From this discussion, we see that a tuple uniquely identifies an endpoint from all other endpoints on a network. Consider the following tuple:

 { tcp, 192.168.1.1, 4097 }

This defines the endpoint on the host identified by the address 192.168.1.1 with the port 4097 using the TCP protocol.

The Socket

Simply put, a Socket can be defined as an endpoint of a communications channel between two applications. An example of this is defined as two tuples:

 { tcp, 192.168.1.1, 4097 }     { tcp, 10.0.0.1, 5820 }

Figure 12.3: Visualization of a Socket between two hosts.

The first item to note is that a socket is defined as an association of two endpoints that share the same protocol. The IP addresses are different here, but they don t have to be. We could communicate via sockets in the same host. The port numbers are different here, but they could be the same unless they exist on the same host. Port numbers assigned by the TCP/IP stack are called ephemeral ports . This relationship is shown visually in Figure 12.3.

Client/Server Model

In most Sockets applications, there exists a server (responds to requests and provides responses) and a client (makes requests to the server). The Sockets API (which we ll explore in the next section) provides commands that are specific to clients and to servers. Figure 12.4 illustrates two simple applications that implement a client and a server.

Figure 12.4: Client/server symmetry in Sockets applications.

The first step in a Sockets application is the creation of a socket. The socket is the communication endpoint that is created by the socket call. Note that in the sample flow (in Figure 12.4) both the server and client perform this step.

The server requires a bit more setup as part of registering a service to the host. The bind call binds an address and port to the server so that it s known. Letting the system choose the port can result in a service that can be difficult to find. If we choose the port, we know what it is. Once we ve bound our port, we call the listen function for the server. This makes the server accessible (puts it in the listen mode).
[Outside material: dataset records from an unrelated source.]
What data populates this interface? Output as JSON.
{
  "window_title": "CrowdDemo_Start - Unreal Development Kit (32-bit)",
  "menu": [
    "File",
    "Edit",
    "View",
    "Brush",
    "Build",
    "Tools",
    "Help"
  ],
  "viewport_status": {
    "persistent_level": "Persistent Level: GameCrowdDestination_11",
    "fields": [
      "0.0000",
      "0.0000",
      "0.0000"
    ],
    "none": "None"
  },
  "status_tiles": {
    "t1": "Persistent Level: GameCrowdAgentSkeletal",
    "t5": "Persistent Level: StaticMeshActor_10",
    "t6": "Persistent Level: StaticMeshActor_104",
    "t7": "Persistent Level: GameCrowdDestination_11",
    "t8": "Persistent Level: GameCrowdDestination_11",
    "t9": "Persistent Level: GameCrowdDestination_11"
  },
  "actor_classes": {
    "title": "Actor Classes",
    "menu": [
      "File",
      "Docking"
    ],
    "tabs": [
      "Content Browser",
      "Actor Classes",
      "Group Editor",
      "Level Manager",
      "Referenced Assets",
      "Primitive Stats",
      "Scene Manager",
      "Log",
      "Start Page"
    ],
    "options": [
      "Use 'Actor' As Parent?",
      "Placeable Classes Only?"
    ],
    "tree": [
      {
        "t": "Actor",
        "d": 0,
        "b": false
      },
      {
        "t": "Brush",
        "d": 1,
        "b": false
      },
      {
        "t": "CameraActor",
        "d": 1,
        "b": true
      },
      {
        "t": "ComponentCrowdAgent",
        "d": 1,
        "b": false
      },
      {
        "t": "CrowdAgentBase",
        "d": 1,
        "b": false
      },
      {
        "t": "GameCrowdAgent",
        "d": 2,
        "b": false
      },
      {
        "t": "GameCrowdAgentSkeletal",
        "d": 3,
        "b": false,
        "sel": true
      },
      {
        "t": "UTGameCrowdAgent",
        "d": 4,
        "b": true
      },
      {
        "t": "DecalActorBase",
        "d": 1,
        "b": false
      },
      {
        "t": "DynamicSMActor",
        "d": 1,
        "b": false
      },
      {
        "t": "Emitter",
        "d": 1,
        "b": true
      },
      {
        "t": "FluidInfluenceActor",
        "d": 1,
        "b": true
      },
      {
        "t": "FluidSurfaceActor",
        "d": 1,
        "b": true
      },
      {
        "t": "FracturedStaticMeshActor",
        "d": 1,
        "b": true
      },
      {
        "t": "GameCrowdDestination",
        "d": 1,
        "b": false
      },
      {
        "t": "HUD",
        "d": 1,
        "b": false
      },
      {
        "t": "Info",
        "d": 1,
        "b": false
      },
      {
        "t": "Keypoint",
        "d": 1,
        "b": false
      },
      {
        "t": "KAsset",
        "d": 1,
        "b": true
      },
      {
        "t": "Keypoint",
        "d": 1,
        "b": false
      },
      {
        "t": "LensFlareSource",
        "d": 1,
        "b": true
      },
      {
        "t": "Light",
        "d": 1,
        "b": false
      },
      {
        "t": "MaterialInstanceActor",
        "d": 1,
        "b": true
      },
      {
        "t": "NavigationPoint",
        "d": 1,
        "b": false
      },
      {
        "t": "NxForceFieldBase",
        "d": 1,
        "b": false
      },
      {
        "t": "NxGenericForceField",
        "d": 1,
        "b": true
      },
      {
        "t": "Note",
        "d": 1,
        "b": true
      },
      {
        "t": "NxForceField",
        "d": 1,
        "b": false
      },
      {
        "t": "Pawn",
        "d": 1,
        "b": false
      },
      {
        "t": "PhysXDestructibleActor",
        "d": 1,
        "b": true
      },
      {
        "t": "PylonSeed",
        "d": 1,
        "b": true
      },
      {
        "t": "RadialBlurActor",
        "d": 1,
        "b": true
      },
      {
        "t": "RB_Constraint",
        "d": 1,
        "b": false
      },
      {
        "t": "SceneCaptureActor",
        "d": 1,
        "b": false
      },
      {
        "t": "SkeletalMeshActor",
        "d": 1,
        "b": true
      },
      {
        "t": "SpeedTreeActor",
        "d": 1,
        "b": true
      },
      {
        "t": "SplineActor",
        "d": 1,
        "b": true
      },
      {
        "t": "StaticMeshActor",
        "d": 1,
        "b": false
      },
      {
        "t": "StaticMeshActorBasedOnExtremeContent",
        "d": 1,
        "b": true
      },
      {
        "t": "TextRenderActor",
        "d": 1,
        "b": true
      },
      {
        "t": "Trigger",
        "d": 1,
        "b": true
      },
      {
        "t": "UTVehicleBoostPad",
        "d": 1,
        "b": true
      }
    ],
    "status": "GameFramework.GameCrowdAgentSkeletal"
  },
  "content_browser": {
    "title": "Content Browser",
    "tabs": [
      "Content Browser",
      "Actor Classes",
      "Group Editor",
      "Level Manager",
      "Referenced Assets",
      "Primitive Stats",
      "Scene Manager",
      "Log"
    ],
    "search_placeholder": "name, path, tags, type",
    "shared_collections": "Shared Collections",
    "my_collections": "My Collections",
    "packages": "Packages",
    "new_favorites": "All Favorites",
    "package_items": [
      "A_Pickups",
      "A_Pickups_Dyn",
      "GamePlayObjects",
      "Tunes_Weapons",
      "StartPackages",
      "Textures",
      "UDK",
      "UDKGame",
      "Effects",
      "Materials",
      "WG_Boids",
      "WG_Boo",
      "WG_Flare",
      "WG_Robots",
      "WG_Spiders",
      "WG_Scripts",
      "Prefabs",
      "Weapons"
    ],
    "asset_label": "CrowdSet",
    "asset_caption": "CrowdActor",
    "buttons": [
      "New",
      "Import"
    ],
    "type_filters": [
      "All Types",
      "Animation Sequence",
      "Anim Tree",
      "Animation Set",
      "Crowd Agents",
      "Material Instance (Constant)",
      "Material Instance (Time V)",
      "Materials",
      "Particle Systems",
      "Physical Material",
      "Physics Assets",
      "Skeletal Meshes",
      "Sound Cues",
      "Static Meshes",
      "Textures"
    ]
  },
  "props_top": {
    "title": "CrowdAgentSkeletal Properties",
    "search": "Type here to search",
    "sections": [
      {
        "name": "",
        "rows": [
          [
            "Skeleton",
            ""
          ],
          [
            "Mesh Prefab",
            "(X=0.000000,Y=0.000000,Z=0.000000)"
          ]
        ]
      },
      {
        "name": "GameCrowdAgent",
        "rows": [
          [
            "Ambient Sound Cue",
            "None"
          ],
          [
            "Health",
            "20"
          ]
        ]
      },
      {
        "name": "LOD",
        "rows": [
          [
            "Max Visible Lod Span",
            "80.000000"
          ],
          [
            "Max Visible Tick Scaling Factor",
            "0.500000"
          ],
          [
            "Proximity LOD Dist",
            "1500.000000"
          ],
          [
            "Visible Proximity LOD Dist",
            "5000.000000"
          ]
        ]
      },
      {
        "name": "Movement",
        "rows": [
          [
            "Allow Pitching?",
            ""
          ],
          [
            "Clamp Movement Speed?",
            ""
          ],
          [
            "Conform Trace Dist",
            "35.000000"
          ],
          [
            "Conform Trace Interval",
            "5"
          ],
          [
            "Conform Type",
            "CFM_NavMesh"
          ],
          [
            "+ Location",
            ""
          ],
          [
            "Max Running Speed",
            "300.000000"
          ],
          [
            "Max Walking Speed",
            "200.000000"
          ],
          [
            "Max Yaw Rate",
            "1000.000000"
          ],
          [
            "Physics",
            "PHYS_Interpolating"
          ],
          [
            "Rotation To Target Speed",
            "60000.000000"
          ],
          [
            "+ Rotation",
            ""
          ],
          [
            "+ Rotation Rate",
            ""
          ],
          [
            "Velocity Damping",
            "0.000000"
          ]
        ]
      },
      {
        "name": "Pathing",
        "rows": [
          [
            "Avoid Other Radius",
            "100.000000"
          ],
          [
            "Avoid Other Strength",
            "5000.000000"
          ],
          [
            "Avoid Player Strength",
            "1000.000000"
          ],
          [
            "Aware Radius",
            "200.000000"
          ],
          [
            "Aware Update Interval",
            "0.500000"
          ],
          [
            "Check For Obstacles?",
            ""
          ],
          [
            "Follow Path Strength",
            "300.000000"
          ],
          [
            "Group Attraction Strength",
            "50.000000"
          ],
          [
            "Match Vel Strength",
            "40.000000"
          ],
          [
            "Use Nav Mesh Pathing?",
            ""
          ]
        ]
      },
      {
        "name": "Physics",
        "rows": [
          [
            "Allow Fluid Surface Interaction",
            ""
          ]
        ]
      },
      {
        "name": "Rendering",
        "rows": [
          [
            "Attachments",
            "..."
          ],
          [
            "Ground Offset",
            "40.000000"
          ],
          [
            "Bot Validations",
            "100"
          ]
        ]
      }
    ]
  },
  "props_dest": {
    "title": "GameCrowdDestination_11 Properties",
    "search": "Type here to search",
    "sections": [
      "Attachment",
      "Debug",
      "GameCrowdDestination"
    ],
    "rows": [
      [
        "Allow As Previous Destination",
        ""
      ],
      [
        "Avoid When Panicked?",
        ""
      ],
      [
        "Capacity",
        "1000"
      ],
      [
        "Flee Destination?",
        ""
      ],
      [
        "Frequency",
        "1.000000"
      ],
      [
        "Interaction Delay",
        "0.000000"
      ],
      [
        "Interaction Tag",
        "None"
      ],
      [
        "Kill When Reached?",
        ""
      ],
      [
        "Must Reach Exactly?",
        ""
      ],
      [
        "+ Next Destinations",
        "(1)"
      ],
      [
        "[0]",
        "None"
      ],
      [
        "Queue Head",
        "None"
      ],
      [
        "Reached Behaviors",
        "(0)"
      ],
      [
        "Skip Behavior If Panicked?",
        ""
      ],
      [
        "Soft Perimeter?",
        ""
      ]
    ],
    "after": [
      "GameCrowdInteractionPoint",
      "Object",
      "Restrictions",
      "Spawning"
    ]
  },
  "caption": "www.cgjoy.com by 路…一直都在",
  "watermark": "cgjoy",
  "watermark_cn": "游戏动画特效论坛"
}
We establish our socket next, using connect at the client and accept at the server. The connect call starts what s known as the three-way handshake, with the purpose of setting up a connection between the client and server. At the server, the accept call creates a new server-side client socket. Once accept finishes, a new socket connection exists between the client and server, and data flow can occur.

In the data transfer phase, we have an established socket for which communication can occur. Both the client and server can send and recv data asynchronously.

Finally, we can sever the connection between the client and server using the close call. This can occur asynchronously, but upon one endpoint closing the socket, the other side will automatically receive an indication of the closure.